Section three provides that "all cases now pending in the Appellate Court and not distributed, and all cases hereafter appealed or transferred to the Appellate Court shall be distributed in the order of their submission and placed upon the docket of the division to which they are distributed, irrespective of the district from which such appeals may have been taken."
Section four declares that "the jurisdiction of the Appellate Court in all cases in which jurisdiction is hereby conferred upon said court shall be final."
By section five all laws or parts of laws in conflict with the act are repealed, and section ten of an act approved March 12, 1901 (Acts 1901 p. 565), entitled "An act concerning appeals, increasing the number of judges of the Appellate Court, providing that the same shall sit in two divisions, defining their jurisdiction and the jurisdiction of the Supreme Court," etc., is expressly repealed.
Attorneys representing parties interested in undistributed cases pending on appeal in the Supreme Court, the jurisdiction of which, under provision of the act in question, is lodged in the Appellate Court, and which are required to be transferred to that court, have been permitted to appear in this proceeding, and by oral and written argument have raised the question of the constitutional validity of this statute. The Attorney-General, together with associate counsel, has appeared herein, and seeks to uphold the validity of the act in question. That under the petition of the clerk of this court the constitutional validity of this act may be raised and decided, is a proposition well settled. Ex parte Griffiths (1889), 118 Ind. 83, 20 N.E. 513; Ex parte Sweeney (1891), 126 Ind. 583, 27 N.E. 127; Ex parte Brown (1906), 166 Ind. 593, 78 N.E. 553, and authorities cited; Ex parte Fitzpatrick (1909), 171 Ind. 557, 86 N.E. 964.

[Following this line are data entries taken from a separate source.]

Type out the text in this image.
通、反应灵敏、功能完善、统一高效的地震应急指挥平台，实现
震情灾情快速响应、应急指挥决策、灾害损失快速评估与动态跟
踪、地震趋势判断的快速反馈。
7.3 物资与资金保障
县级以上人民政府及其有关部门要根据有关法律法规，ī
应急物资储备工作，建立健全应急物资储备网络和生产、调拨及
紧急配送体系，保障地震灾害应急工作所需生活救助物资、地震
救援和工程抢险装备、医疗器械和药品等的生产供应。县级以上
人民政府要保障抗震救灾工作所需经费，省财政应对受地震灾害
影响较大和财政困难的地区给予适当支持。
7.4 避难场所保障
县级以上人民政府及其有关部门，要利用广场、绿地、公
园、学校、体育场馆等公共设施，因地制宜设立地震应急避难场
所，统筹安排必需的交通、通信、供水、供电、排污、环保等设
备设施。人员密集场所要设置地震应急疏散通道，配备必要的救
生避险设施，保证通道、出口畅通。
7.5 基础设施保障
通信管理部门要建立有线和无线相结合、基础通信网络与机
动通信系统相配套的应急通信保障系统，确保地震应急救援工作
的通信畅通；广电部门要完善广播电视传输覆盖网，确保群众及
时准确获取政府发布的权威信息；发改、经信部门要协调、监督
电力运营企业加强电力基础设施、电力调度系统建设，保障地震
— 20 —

It is argued with much force by counsel opposing the validity of the act that by the provision of § 4, which declares that "the jurisdiction of the Appellate Court in all cases in which jurisdiction is hereby conferred upon said court shall be final," and by the express repeal of § 10 of the act of 1901, supra, the legislature has attempted to make the Appellate Court coordinate with the Supreme Court, and to deprive the latter court of its superior authority, vested in it by article 7, §§ 1, 4, of the Constitution of this State. In the determination of the questions herein involved, it is necessary to set out some of the provisions of the Constitution. By article 3 the powers of the state government are divided into three separate departments, namely, the legislative, the executive, including the administrative, and the judicial, and no person charged with the official duties under one of these departments shall exercise any of the functions of another except as in the Constitution expressly provided.